As for Rick... He has the combination of wit, humour and intelligence that she seeks. Perhaps if they went out together, she might work a miracle, persuade him of the virtues of vagina and breasts. If all else fails, she can be the classic fag hag until he finds his Mr Right. The classic fag hag even after he has found him.
"Go on to a club afterwards, shall we, Rick?" she says, her voice a mock seductive whisper. Rick does not hear. She will ask again when they leave and if he has other plans make her way home. With thirty channels of television and a bottle of vodka her options are open.
Across the bar the scene has shifted again. People are more relaxed. Hands and bodies are closer, opinions louder and only occasionally offensive. The staff move quickly and efficiently, enjoying the buzz, looking forward to the tips at the end of the evening. A group of smokers in a corner hands round cigarettes like sweets among children. Their shapes shift, revealing not skin and skeletons but buried spots and stains, tumours and ulcers. Some are barely visible, others are large and bright. All cling to their hosts like limpets, enveloping organs and sinews. One or two twitch, grow imperceptibly. She looks up, but the faces reveal nothing, laugh and talk unaware of the parasites within.

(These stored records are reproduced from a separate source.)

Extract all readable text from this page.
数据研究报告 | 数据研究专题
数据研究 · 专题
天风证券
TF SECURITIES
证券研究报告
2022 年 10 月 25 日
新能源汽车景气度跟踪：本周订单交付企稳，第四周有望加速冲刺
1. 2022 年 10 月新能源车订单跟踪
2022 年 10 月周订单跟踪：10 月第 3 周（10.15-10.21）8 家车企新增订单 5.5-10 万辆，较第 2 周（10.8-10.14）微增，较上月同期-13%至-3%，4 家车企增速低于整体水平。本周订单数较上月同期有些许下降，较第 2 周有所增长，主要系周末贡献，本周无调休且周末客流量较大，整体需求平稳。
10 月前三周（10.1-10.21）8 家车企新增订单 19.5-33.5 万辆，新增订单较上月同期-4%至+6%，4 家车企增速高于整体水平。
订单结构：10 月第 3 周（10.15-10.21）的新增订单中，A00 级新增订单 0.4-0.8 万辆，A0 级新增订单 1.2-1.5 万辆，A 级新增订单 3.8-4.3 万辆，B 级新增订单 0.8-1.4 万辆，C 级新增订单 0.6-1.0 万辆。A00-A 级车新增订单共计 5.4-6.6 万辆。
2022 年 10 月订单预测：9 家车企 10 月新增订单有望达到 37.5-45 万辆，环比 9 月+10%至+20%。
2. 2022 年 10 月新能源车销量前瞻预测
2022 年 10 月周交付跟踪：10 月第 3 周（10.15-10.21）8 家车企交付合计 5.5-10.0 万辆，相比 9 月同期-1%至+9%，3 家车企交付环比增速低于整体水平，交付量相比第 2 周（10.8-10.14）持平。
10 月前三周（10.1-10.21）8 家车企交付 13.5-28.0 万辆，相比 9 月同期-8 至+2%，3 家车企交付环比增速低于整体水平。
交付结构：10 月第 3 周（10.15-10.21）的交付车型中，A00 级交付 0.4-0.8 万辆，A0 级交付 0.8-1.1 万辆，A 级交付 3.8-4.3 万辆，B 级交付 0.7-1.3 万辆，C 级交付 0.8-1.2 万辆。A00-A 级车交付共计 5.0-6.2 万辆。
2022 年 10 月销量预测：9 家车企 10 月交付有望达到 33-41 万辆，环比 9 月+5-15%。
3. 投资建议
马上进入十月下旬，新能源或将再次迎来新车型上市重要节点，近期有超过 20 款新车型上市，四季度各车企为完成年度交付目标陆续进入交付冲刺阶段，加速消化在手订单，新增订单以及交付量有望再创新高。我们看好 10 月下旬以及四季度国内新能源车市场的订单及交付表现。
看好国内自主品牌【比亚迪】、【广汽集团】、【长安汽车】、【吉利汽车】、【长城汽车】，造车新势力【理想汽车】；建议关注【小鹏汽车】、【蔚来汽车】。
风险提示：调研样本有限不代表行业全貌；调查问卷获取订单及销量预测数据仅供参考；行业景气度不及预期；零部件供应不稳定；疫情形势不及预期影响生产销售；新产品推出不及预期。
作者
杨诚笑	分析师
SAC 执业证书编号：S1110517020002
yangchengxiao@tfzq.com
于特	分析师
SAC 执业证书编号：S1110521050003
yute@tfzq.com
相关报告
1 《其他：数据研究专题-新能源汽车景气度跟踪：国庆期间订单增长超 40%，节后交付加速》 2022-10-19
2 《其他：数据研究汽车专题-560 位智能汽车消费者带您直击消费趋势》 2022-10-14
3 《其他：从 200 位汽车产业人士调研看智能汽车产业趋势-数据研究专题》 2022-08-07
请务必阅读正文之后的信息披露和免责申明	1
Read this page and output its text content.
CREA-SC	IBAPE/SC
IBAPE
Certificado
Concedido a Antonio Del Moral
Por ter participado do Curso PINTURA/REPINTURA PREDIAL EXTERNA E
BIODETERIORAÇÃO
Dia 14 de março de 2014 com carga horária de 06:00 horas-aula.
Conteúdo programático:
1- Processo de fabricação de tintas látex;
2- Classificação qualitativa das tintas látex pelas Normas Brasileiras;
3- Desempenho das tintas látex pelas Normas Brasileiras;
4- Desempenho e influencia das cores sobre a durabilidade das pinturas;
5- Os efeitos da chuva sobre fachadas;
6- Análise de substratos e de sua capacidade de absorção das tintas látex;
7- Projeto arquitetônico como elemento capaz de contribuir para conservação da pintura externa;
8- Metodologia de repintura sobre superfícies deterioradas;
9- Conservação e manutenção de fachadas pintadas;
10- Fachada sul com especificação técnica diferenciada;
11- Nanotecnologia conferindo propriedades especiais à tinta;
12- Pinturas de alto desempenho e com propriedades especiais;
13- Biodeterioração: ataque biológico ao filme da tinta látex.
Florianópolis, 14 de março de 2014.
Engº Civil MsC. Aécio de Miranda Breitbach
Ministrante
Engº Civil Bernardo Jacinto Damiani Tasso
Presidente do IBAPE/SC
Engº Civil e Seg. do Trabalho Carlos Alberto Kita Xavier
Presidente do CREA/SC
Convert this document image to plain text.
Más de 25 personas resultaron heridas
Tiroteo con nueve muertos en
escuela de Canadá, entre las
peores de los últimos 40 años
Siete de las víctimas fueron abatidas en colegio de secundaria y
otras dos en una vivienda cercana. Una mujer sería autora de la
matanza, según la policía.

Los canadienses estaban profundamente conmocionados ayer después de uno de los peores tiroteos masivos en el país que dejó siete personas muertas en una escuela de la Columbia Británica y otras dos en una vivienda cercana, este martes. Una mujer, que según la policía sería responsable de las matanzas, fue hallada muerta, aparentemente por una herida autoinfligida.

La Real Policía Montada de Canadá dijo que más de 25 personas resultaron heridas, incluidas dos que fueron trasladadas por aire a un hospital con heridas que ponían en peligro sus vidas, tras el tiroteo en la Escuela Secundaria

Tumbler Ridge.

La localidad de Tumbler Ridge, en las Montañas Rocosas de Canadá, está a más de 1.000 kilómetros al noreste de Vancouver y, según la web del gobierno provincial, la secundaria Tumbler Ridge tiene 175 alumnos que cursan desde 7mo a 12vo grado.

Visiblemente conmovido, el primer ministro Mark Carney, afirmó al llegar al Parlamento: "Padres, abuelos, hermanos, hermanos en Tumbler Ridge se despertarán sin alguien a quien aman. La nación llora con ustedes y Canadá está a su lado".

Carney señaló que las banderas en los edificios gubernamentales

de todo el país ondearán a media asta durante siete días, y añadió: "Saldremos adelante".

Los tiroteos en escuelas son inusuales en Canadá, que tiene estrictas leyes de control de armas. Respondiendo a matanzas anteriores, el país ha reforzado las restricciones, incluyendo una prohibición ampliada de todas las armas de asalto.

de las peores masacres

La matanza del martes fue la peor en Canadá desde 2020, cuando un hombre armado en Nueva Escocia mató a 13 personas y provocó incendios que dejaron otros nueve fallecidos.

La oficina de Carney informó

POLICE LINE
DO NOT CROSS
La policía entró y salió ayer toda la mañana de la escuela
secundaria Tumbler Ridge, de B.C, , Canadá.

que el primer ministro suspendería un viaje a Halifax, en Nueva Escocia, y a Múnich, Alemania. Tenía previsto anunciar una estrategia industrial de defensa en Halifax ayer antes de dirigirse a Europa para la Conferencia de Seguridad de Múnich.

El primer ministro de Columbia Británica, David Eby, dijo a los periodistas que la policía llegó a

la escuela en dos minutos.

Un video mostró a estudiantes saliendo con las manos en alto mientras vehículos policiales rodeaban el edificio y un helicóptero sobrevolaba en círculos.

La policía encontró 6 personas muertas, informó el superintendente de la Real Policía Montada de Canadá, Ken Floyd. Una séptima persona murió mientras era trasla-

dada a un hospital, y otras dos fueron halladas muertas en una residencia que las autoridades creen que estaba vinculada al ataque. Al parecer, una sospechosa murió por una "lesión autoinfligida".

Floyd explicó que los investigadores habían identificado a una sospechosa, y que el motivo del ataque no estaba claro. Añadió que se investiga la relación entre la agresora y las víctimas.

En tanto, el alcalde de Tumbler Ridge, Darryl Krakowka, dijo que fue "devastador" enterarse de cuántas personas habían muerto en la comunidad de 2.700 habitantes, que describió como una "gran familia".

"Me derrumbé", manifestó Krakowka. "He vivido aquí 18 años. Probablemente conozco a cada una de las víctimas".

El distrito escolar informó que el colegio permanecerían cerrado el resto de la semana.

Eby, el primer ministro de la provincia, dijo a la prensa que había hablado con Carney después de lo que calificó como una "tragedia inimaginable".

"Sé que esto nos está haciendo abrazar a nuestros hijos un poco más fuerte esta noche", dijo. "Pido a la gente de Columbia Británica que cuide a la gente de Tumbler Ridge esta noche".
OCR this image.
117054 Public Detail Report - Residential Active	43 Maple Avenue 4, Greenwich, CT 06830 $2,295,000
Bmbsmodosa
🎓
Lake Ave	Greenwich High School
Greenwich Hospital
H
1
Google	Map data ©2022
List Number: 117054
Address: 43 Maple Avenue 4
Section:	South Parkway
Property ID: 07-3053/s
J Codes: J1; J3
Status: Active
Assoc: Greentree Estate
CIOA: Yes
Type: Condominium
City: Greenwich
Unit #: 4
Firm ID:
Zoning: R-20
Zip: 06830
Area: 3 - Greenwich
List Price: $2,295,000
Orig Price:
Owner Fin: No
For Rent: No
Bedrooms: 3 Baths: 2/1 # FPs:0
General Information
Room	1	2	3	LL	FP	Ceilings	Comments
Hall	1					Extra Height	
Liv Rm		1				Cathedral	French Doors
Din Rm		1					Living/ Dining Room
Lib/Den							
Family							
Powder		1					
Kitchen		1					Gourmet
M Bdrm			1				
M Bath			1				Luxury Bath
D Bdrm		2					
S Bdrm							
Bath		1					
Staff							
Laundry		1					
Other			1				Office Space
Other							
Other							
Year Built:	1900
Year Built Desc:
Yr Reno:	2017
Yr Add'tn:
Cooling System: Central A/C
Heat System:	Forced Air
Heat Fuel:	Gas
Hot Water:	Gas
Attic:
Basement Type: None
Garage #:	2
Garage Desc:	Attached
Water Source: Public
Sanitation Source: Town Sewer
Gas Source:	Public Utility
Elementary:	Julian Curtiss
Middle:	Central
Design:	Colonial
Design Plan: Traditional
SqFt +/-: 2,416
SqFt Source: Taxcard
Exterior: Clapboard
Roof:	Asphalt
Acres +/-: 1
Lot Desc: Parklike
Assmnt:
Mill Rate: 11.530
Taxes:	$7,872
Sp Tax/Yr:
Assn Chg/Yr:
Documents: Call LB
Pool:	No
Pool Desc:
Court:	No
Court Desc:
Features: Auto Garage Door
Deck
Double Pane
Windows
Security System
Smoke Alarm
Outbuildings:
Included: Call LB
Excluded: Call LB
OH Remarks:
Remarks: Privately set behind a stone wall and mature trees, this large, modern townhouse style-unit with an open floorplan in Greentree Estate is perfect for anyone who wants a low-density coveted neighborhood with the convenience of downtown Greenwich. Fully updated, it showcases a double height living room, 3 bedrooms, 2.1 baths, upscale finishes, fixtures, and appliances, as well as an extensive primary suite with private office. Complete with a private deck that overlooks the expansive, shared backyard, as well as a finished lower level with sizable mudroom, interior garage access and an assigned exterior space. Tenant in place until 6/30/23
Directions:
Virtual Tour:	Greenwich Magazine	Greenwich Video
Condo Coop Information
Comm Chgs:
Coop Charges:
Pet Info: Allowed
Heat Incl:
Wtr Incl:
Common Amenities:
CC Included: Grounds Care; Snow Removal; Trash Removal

Fascinated, she takes a long draught of smoke that for a moment clears her vision. "Do you see that?" she asks the others, but they pay no attention. "Do you see that?" she repeats, louder, but she can hardly hear her own voice. Suddenly, panic seizes her. What if she is harbouring one of these creatures, what if the cancer is already eating her away? What if her future has already been destroyed, if death really lurks in the cigarette she holds?
Across the table, half a lifetime away, is a man she once knew. "Rick!" she shouts, but the word is silent. Her glance falls. Her clothes have fallen away, her hands, her arms, her body are ghostly grey. As she stares at the flesh, it begins to dissolve, become almost transparent. Only the half-smoked cigarette is real, floating up in a half-formed hand to rest on insubstantial lips.
She is desperate to speak, but her mouth, her jaw, are numb. Beside her, Tom and Ellen have stood up and he is helping her with her coat. Rick and the others get up. They speak to each other but Shona hears nothing. "Hey," she tries to call as they walk away, but her lungs are motionless. She is not breathing, she cannot breathe, breath is no longer necessary.
"Hey," she tries again, "wait for me," She would stand but she has no legs, push herself up but she has no arms, move but has no body, think but has no...
On the threshold, Clara looks back to check they have left nothing but only empty glasses, a half-filled ashtray and open cigarette packet remain. As the door closes behind her, a cloud of smoke hovering over the table drifts apart. A waitress comes over, collects the glassware. The pack she leaves for someone else to pick up.